I’m inspired by Marge and her mother’s story, a reminder of the practical aspects of acts of loving kindness..
Thanks Paul. I know you can imagine the streets….
It’s funny (and somewhat odd) how we often spend the first half of our life accumulating—stuff, information, physical skills, firm beliefs—and then the later part of life, letting go, transforming, “divesting.” I was moved to laughter and tears by Marge’s story. Wow, what an exercise in appreciating and savoring what is nourishing and sacred. I bow to a deep writer, an engaged family, and so many opportunities to learn and grow. In gratitude, Wanda in Tucson
Thanks for this lovely response. Bowing in your direction Wanda!
I loved your story. I hope I can do as well with my treasures when the time comes.
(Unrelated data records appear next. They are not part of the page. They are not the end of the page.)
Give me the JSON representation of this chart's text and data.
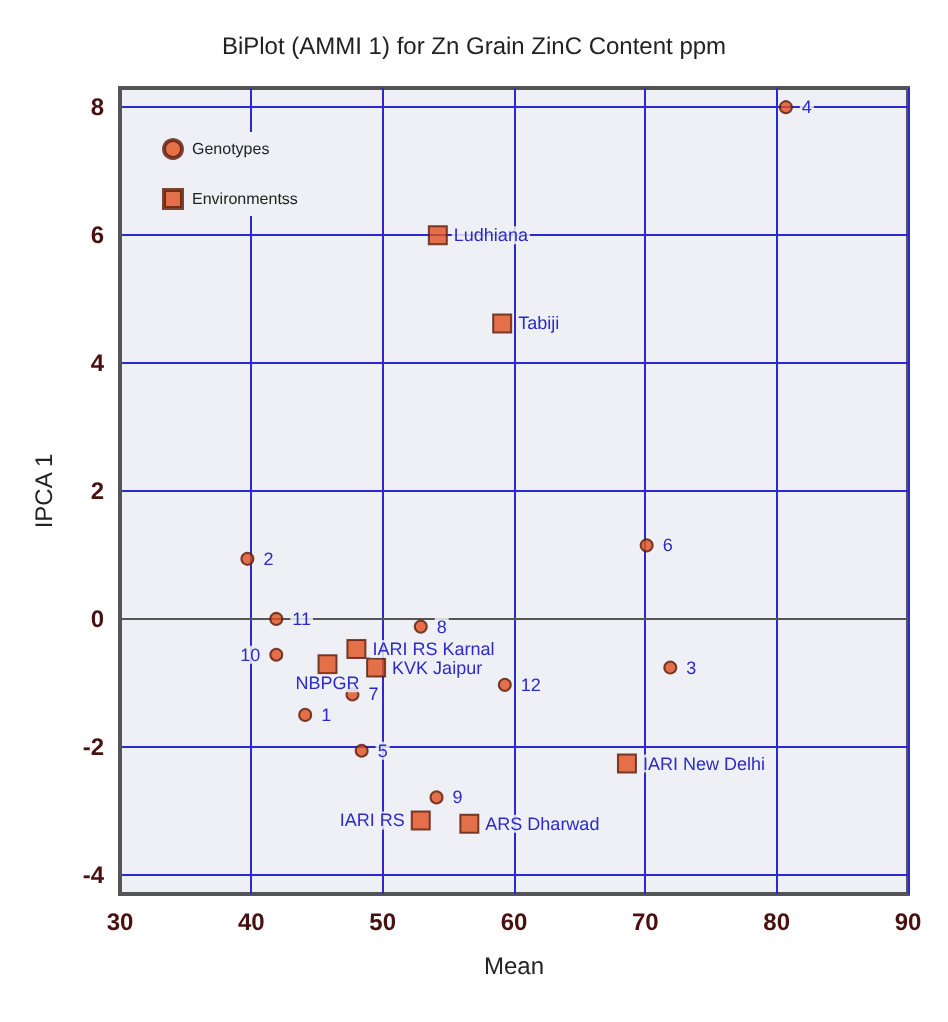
{
  "chart_data": {
    "type": "scatter",
    "title": "BiPlot (AMMI 1) for Zn Grain ZinC Content ppm",
    "xlabel": "Mean",
    "ylabel": "IPCA 1",
    "series": [
      {
        "name": "Genotypes",
        "color": "#e0501e",
        "marker": "circle",
        "x": [
          44.1,
          39.7,
          71.9,
          80.7,
          48.4,
          70.1,
          47.7,
          52.9,
          54.1,
          41.9,
          41.9,
          59.3
        ],
        "values": [
          -1.5,
          0.94,
          -0.76,
          8.0,
          -2.06,
          1.15,
          -1.18,
          -0.12,
          -2.79,
          -0.56,
          0.0,
          -1.03
        ]
      },
      {
        "name": "Environmentss",
        "color": "#e0501e",
        "marker": "square",
        "x": [
          54.2,
          59.1,
          48.0,
          45.8,
          49.5,
          68.6,
          52.9,
          56.6
        ],
        "values": [
          6.0,
          4.62,
          -0.47,
          -0.71,
          -0.76,
          -2.26,
          -3.15,
          -3.2
        ]
      }
    ],
    "annotations": [
      {
        "text": "1",
        "x": 44.1,
        "y": -1.5
      },
      {
        "text": "2",
        "x": 39.7,
        "y": 0.94
      },
      {
        "text": "3",
        "x": 71.9,
        "y": -0.76
      },
      {
        "text": "4",
        "x": 80.7,
        "y": 8.0
      },
      {
        "text": "5",
        "x": 48.4,
        "y": -2.06
      },
      {
        "text": "6",
        "x": 70.1,
        "y": 1.15
      },
      {
        "text": "7",
        "x": 47.7,
        "y": -1.18
      },
      {
        "text": "8",
        "x": 52.9,
        "y": -0.12
      },
      {
        "text": "9",
        "x": 54.1,
        "y": -2.79
      },
      {
        "text": "10",
        "x": 41.9,
        "y": -0.56
      },
      {
        "text": "11",
        "x": 41.9,
        "y": 0.0
      },
      {
        "text": "12",
        "x": 59.3,
        "y": -1.03
      },
      {
        "text": "Ludhiana",
        "x": 54.2,
        "y": 6.0
      },
      {
        "text": "Tabiji",
        "x": 59.1,
        "y": 4.62
      },
      {
        "text": "IARI RS Karnal",
        "x": 48.0,
        "y": -0.47
      },
      {
        "text": "NBPGR",
        "x": 45.8,
        "y": -0.71
      },
      {
        "text": "KVK Jaipur",
        "x": 49.5,
        "y": -0.76
      },
      {
        "text": "IARI New Delhi",
        "x": 68.6,
        "y": -2.26
      },
      {
        "text": "IARI RS",
        "x": 52.9,
        "y": -3.15
      },
      {
        "text": "ARS Dharwad",
        "x": 56.6,
        "y": -3.2
      }
    ],
    "xlim": [
      30,
      90
    ],
    "xticks": [
      30,
      40,
      50,
      60,
      70,
      80,
      90
    ],
    "ylim": [
      -4.3,
      8.3
    ],
    "yticks": [
      -4,
      -2,
      0,
      2,
      4,
      6,
      8
    ],
    "grid": true,
    "legend": "top left"
  }
}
I helped clean out my parents home when they both passed. My sister ‘n I did a pretty good job. We have a large family and the grandchildren were a big help in taking what they could use.
My husband ‘n I also had the job of doing our son’s home. He wasn’t married, had no children, we lived in PA and he lived in OR. It was quite a job and we were very conscious of giving away to help others.
I don’t think people realize how helpful they can be, but it really does take effort, and it is very rewarding.
I agree Pat — the outcome is very rewarding!
Writing through teary eyes. Sweet and loving care as you helped to transition your mom. Loved the story and all the great tips!
Thanks Frances — glad you enjoyed the story. I sure enjoyed living it!
Thank you for thinking of my mother and brining her the beautiful vase and flowers.
My mom thought very highly of your parents.
Beautifully written blog!
You mom was a role model of mine. I’m grateful for her.